Research & Papers

Self-calibrating cross-camera homography for real-time ghost prediction in multi-camera person tracking[P]

This open-source system re-learns camera mappings in under 0.1ms to eliminate track loss.

Deep Dive

Overwatch tackles the ghost prediction problem in multi-camera person tracking: when camera A loses a person but camera B still sees them, naive linear extrapolation fails because cameras have different coordinate systems. The system builds a 3x3 homography matrix H mapping camera B's pixel space to camera A's using foot-point correspondences from 64-dim HSV appearance descriptors (L2-normalized, EMA-smoothed at alpha=0.3).
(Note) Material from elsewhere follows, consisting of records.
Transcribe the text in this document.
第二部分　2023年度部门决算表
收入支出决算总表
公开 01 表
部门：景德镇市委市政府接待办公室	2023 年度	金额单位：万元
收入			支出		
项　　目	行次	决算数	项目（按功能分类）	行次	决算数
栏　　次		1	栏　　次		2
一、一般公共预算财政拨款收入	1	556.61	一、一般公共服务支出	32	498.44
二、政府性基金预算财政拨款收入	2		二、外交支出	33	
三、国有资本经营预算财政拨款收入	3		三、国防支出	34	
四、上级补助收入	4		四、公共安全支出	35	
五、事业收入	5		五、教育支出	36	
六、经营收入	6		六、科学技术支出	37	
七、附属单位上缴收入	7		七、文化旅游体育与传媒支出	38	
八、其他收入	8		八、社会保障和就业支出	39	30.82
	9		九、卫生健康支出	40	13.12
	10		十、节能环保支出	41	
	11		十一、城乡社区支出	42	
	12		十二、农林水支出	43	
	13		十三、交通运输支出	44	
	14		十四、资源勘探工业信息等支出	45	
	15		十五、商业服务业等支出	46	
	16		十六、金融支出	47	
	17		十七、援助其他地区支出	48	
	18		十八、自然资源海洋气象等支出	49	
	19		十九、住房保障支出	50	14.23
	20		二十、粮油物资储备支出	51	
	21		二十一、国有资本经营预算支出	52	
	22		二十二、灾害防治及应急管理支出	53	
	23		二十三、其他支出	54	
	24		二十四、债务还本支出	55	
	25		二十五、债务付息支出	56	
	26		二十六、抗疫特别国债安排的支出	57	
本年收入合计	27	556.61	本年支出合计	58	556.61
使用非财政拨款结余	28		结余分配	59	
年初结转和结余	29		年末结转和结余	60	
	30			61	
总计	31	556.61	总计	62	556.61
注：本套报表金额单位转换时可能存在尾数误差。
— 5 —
After 4+ pairs, cv2.findHomography() with RANSAC estimates H. The system auto-relearns every 5 new pairs and flushes H if reprojection error spikes (indicating camera movement).
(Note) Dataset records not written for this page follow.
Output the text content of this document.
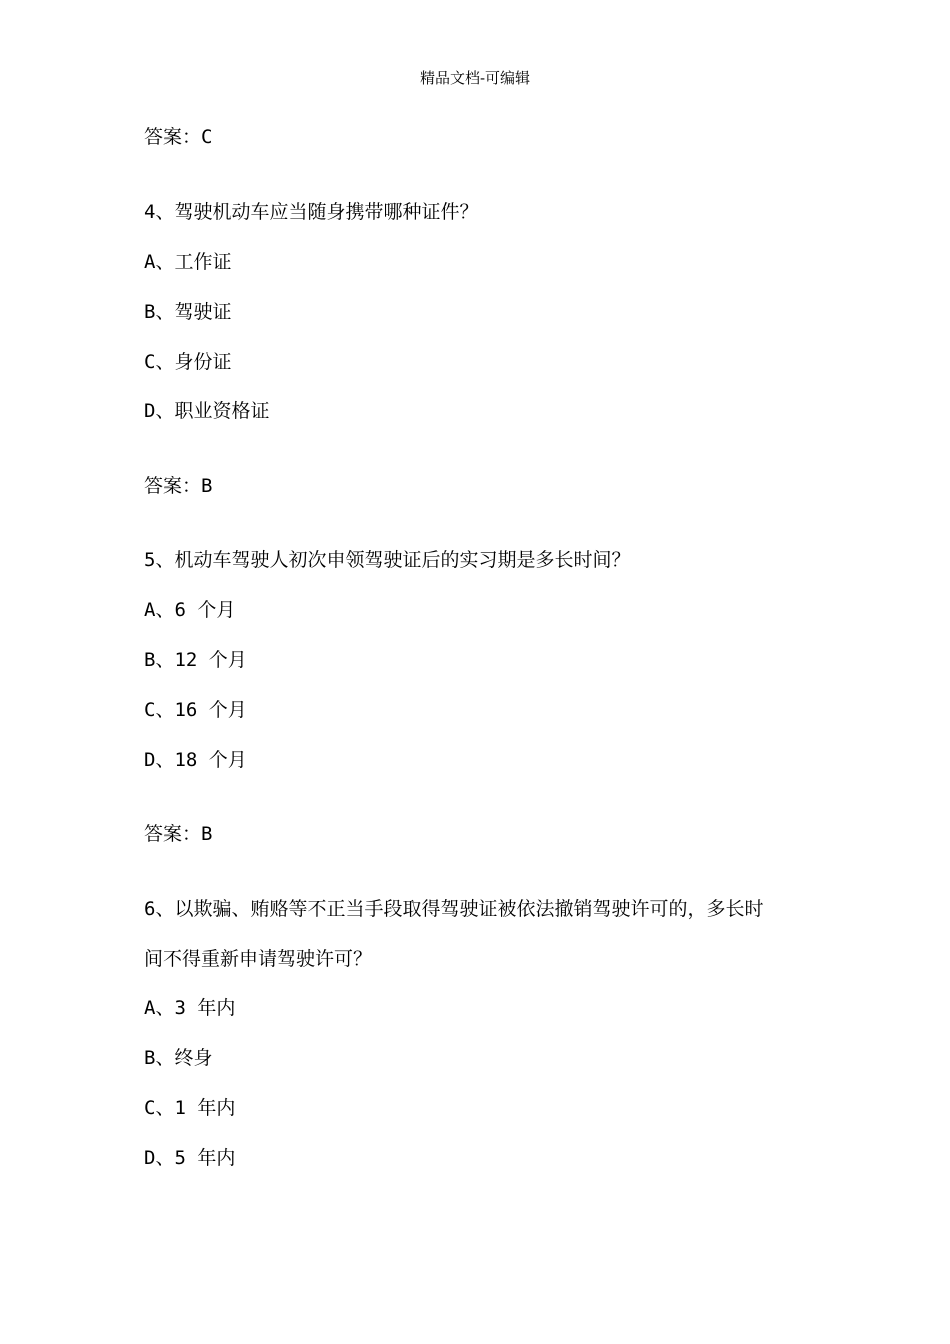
精品文档-可编辑
答案：C
4、驾驶机动车应当随身携带哪种证件？
A、工作证
B、驾驶证
C、身份证
D、职业资格证
答案：B
5、机动车驾驶人初次申领驾驶证后的实习期是多长时间？
A、6 个月
B、12 个月
C、16 个月
D、18 个月
答案：B
6、以欺骗、贿赂等不正当手段取得驾驶证被依法撤销驾驶许可的，多长时
间不得重新申请驾驶许可？
A、3 年内
B、终身
C、1 年内
D、5 年内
Three fallback paths ensure robustness: Path A (H-PROJ, green) uses homography projection for highest accuracy; Path B (EXTRAP, red) provides pixel extrapolation with adaptive budget (min(250px, 80+40*t)); Path C (WORLD, orange) uses world-coordinate pinhole projection from a fused 3D Kalman state. Costs are minimal: homography re-estimation under 0.1ms, per-prediction projection under 0.001ms. Tracking uses Hungarian assignment with 0.6*IoU + 0.4*cosine appearance cost, falling back from DeepSORT to Hungarian to centroid. Sensor trust weighting and Kalman measurement noise scaling handle inconsistent observations. Limitations include ground-plane assumption breaking for steep camera angles and weak Re-ID with HSV histograms for similar clothing.

Key Points
  • Uses 64-dim HSV appearance descriptors with EMA smoothing (alpha=0.3) for correspondence matching.
  • Three fallback paths: homography projection (<0.001ms), adaptive pixel extrapolation, and 3D Kalman world-coordinate projection.
  • 57 unit tests covering Kalman, homography, and tracking, with CI via GitHub Actions.

Why It Matters

Enables robust, real-time multi-camera tracking without manual calibration—critical for surveillance, robotics, and autonomous systems.